Through it all, the amazing professionalism of COI and its concern for nurturing best practice within the ad industry shone through. It's no surprise to anyone who's seen it in action that COI is one of the fairest, most thoughtful and shrewdest clients in the business and that's why it manages to get the very best out of the agencies it works with.
Last week's IPA Effectiveness Awards results - with COI scooping a clutch of golds - bear testament to the power of a good client with a mutually respectful relationship with its agencies to deliver quantifiable results. But now COI is battling for its future, with the suggestion this week that it may even be swept aside in favour of a US-style Ad Council (a ridiculous, deadly even, idea).
So could the latest proposals for a COI payment-by-results system stay the executioner's hand, answering some of the Government's cost concerns while protecting the effectiveness of government advertising and ensuring that the agencies that work on COI accounts remain tenable businesses?
It's probably the best solution yet, though the idea's fraught with challenges. Such as how do you apply PBR to campaigns whose effects may take years (and certainly well beyond the contract with the agency) to determine?
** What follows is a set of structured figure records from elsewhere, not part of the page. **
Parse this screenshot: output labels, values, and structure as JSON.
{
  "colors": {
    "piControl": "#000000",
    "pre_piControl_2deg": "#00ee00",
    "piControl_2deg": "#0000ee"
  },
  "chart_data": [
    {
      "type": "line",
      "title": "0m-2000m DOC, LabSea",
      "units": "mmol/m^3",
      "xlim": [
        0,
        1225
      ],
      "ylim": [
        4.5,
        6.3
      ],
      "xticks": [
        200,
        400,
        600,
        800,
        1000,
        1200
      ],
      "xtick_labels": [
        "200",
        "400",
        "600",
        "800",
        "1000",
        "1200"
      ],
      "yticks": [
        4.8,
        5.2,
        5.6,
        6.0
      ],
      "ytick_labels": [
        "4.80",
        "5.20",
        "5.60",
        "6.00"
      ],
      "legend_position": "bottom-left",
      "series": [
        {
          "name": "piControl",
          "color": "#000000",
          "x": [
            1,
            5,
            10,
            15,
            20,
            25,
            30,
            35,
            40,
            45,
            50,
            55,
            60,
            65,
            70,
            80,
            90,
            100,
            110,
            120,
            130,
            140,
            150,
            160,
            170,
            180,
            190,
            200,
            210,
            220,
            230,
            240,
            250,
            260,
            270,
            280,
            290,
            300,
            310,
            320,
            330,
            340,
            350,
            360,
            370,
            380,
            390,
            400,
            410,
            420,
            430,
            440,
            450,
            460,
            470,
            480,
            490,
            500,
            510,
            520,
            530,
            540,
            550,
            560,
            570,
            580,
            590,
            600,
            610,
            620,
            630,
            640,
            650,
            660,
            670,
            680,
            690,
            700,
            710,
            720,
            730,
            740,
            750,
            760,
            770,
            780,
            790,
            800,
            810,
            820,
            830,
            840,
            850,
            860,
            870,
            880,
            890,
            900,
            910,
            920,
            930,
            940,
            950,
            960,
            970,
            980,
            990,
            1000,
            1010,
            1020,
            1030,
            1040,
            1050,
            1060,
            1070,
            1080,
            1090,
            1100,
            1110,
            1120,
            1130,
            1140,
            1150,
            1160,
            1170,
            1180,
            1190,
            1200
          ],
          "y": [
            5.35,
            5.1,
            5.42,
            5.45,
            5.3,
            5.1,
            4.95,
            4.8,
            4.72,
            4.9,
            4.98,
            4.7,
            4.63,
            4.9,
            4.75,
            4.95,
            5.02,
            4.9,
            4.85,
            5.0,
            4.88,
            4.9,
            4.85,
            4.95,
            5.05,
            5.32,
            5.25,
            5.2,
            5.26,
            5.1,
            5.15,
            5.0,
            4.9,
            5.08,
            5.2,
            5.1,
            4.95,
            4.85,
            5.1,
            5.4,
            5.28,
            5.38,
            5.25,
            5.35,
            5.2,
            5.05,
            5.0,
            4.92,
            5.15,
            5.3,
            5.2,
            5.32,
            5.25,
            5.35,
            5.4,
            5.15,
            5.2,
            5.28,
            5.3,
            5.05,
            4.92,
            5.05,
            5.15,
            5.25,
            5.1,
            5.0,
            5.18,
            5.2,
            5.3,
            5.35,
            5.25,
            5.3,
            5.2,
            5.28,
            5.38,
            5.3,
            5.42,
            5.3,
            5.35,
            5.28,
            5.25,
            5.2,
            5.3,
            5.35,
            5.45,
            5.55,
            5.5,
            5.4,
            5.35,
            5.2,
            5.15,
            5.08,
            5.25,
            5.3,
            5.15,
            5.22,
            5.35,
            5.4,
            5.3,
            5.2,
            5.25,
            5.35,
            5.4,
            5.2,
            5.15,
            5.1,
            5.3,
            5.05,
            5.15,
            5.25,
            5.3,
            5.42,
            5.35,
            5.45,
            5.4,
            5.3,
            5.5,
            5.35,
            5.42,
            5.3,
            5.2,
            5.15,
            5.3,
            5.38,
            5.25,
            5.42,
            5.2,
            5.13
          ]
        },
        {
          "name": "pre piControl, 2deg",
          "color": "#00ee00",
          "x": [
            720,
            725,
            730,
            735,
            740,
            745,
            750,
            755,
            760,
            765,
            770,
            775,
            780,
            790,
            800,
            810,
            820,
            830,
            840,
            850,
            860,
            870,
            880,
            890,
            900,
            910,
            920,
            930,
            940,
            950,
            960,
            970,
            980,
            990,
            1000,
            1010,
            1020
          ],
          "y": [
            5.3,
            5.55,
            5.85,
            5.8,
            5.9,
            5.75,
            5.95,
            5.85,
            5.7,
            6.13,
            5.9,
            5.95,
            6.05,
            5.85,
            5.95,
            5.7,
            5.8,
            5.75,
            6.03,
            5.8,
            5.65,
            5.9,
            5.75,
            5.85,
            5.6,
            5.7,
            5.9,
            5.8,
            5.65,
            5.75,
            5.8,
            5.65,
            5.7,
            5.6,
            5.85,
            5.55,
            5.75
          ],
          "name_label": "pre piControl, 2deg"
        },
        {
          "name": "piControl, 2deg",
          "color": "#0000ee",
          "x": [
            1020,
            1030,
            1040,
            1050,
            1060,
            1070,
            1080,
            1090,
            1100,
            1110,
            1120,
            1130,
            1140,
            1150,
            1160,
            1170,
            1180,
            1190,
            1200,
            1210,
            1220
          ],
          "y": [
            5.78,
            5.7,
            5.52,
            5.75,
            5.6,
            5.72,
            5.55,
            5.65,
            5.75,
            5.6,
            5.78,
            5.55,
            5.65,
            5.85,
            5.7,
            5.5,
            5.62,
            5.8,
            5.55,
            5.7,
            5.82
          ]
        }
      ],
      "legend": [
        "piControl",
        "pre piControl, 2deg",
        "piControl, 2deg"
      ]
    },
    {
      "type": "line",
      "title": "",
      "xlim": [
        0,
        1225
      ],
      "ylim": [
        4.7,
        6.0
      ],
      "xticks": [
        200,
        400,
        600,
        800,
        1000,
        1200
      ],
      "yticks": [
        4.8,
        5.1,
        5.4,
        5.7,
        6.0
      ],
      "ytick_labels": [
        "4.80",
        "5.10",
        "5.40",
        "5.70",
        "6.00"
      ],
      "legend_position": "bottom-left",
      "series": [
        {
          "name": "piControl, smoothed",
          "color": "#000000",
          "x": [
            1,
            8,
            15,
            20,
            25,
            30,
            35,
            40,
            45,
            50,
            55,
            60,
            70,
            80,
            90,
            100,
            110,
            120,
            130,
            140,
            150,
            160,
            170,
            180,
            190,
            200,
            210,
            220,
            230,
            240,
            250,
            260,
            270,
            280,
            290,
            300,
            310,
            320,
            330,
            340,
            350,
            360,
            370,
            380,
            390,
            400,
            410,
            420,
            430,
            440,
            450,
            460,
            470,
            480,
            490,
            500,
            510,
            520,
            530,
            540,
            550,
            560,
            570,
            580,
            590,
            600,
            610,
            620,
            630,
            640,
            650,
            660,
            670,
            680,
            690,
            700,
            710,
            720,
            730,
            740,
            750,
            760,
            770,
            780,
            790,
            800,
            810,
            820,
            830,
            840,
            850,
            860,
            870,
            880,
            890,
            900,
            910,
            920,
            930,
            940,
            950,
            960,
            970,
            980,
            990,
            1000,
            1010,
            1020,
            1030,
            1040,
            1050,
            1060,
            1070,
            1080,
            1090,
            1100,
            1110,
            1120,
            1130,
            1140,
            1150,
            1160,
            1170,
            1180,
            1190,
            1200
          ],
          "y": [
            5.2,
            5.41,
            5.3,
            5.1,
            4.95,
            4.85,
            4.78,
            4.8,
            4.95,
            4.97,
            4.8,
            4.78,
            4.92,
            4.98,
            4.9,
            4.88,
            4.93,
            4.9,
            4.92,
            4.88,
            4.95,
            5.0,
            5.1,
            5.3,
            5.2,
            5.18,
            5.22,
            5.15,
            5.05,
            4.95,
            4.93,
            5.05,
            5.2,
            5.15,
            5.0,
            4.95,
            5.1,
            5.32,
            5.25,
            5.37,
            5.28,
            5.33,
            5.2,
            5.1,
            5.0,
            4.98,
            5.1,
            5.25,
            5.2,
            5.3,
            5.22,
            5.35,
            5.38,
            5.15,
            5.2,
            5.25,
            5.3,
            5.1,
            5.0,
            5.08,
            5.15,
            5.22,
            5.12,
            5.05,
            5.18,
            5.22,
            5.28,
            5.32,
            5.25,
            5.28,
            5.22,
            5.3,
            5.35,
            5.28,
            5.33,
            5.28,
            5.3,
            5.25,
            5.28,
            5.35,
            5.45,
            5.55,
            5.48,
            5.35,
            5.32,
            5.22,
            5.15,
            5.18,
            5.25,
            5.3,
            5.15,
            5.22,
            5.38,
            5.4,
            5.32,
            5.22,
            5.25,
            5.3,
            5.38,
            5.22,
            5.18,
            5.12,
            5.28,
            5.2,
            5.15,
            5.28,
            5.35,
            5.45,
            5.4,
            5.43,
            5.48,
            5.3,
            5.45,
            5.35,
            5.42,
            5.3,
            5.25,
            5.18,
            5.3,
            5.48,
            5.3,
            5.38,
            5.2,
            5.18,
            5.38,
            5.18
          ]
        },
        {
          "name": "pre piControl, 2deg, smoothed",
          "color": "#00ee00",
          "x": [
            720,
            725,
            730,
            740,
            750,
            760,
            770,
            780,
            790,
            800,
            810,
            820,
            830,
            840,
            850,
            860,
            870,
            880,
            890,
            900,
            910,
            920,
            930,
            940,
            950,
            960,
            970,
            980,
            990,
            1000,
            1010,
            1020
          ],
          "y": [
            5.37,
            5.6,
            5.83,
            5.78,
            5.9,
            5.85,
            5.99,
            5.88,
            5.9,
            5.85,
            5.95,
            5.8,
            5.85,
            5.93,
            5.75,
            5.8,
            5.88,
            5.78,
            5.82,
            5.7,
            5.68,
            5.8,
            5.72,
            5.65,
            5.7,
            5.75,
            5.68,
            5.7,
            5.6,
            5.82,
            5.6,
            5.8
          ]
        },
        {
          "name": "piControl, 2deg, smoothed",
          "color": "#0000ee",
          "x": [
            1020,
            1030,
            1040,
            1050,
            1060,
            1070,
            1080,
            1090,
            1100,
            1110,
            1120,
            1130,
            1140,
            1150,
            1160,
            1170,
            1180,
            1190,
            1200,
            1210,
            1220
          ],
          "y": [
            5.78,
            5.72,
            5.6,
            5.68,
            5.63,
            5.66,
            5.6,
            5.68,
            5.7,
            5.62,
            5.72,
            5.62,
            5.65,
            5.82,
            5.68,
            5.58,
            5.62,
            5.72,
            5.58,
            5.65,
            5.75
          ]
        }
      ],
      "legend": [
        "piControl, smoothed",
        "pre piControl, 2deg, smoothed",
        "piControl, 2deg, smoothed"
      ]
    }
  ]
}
What if the allocated budgets are not significant enough to make a dent in the problem, no matter how thoughtful and creative the communications approach? What about all those campaigns that have to be rushed through because an issue (like swine flu) suddenly emerges and there's no time to set up the test and control metrics? I could go on and on.
Crucially, will PBR be used as a stick to punish poor results or a bonus to reward excellence, on top of a basic fee that allows the agency to make a decent margin? It's worth bearing in mind that even at the COI's previous spending levels, few London agencies managed to make the recommended 15 per cent-plus margins that reflect a healthy company able to reward its staff and shareholders and reinvest in better systems and talent.
I like the IPA's suggestion of exploiting the rights to COI campaigns by selling the campaign concept to other countries facing similar social issues then sharing the royalties between the government department, COI and the agency responsible. It's the sort of idea that shows how, with a little more intelligent thinking and a lot less hot-headed anti-advertising posturing by some inside government, we might end up with a wonderfully sensible blueprint that gets the best out of everybody.